Ingredients:
- 1 cup fine semolina (rava/sooji)
- 1/4 cup rice flour
- 1/4 cup all-purpose flour (maida)
- 1/2 teaspoon cumin seeds
- 1/2 teaspoon mustard seeds
- 1/2 teaspoon black peppercorns, crushed
- A pinch of asafoetida (hing)
- 1 green chili, finely chopped (adjust to taste)

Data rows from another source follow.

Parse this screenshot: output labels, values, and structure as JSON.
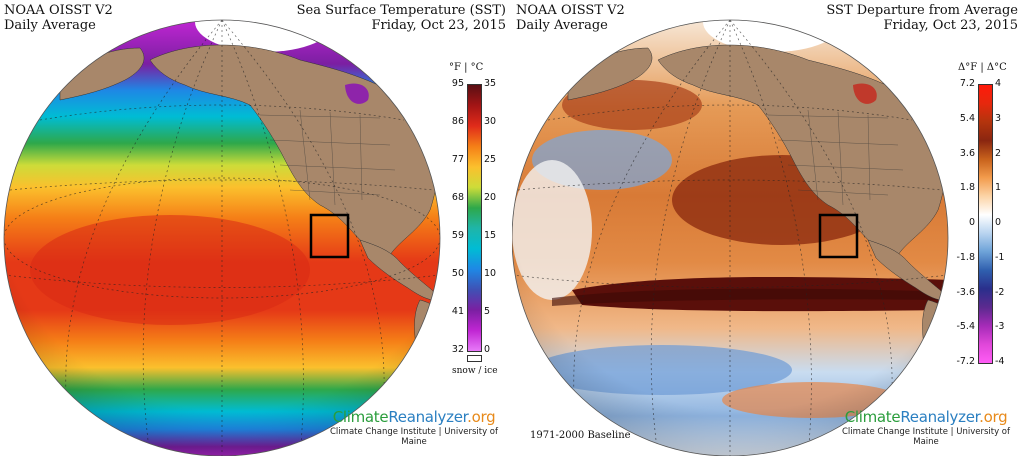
{
  "sst_panel": {
    "title_left": [
      "NOAA OISST V2",
      "Daily Average"
    ],
    "title_right": [
      "Sea Surface Temperature (SST)",
      "Friday, Oct 23, 2015"
    ],
    "colorbar": {
      "units": "°F  |  °C",
      "f_ticks": [
        "95",
        "86",
        "77",
        "68",
        "59",
        "50",
        "41",
        "32"
      ],
      "c_ticks": [
        "35",
        "30",
        "25",
        "20",
        "15",
        "10",
        "5",
        "0"
      ],
      "below_label": "snow / ice",
      "colors": [
        "#5a0f14",
        "#a31515",
        "#e02b1a",
        "#f57f17",
        "#fbc02d",
        "#cddc39",
        "#2ea84a",
        "#1fb5a8",
        "#00bcd4",
        "#1e88e5",
        "#3f51b5",
        "#7b1fa2",
        "#c026d3",
        "#e879f9"
      ]
    }
  },
  "anom_panel": {
    "title_left": [
      "NOAA OISST V2",
      "Daily Average"
    ],
    "title_right": [
      "SST Departure from Average",
      "Friday, Oct 23, 2015"
    ],
    "colorbar": {
      "units": "Δ°F  |  Δ°C",
      "f_ticks": [
        "7.2",
        "5.4",
        "3.6",
        "1.8",
        "0",
        "-1.8",
        "-3.6",
        "-5.4",
        "-7.2"
      ],
      "c_ticks": [
        "4",
        "3",
        "2",
        "1",
        "0",
        "-1",
        "-2",
        "-3",
        "-4"
      ],
      "colors": [
        "#ff1a0a",
        "#e6280d",
        "#b3340d",
        "#8a2610",
        "#c8621c",
        "#f29b4c",
        "#fcd4a6",
        "#ffffff",
        "#b9d4f0",
        "#6da2d8",
        "#2f5fae",
        "#2a2f8c",
        "#5c2a8f",
        "#a62bb8",
        "#e047d9",
        "#ff5cf5"
      ]
    },
    "baseline": "1971-2000 Baseline"
  },
  "credit": {
    "brand_parts": [
      "Climate",
      "Reanalyzer",
      ".org"
    ],
    "institution": "Climate Change Institute | University of Maine"
  }
}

- 1 small onion, finely chopped
- 2 tablespoons fresh coriander leaves, chopped
- 1 tablespoon grated ginger
- 1/4 cup plain yogurt (curd)
- 2.5 cups water
- Salt to taste
- Oil or ghee for cooking
Instructions:
- Prepping the Batter:
- In a large mixing bowl, combine semolina, rice flour, all-purpose flour, cumin seeds, mustard seeds, crushed black peppercorns, asafoetida, chopped green chili, chopped onion, coriander leaves, and grated ginger.
- Add yogurt and mix well.
- Gradually add water, stirring continuously, to form a smooth, runny batter. The batter should be thin and pourable.
- Let the batter rest for about 15-20 minutes. This allows the semolina to absorb the moisture.
- Preparing the Skillet:
- Heat a non-stick or well-seasoned cast-iron skillet or griddle on medium-high heat.
- Grease it with a little oil or ghee.
- Making Rava Dosa:
- Pour a ladleful of the batter onto the center of the skillet.
- Using the back of the ladle, gently spread the batter in a circular motion to form a thin, lacy crepe.
- Drizzle a little oil or ghee around the edges of the dosa and on top.
- Cooking:
- Cook on medium heat until the edges start to turn golden brown and crisp. This should take about 2-3 minutes.
- Flip the dosa and cook the other side for another 1-2 minutes.
- Serving:
- Serve hot with your favorite chutney, sambar, or a spicy potato filling.
Enjoy your quick and delicious Rava Dosa! It’s best when served hot and crispy.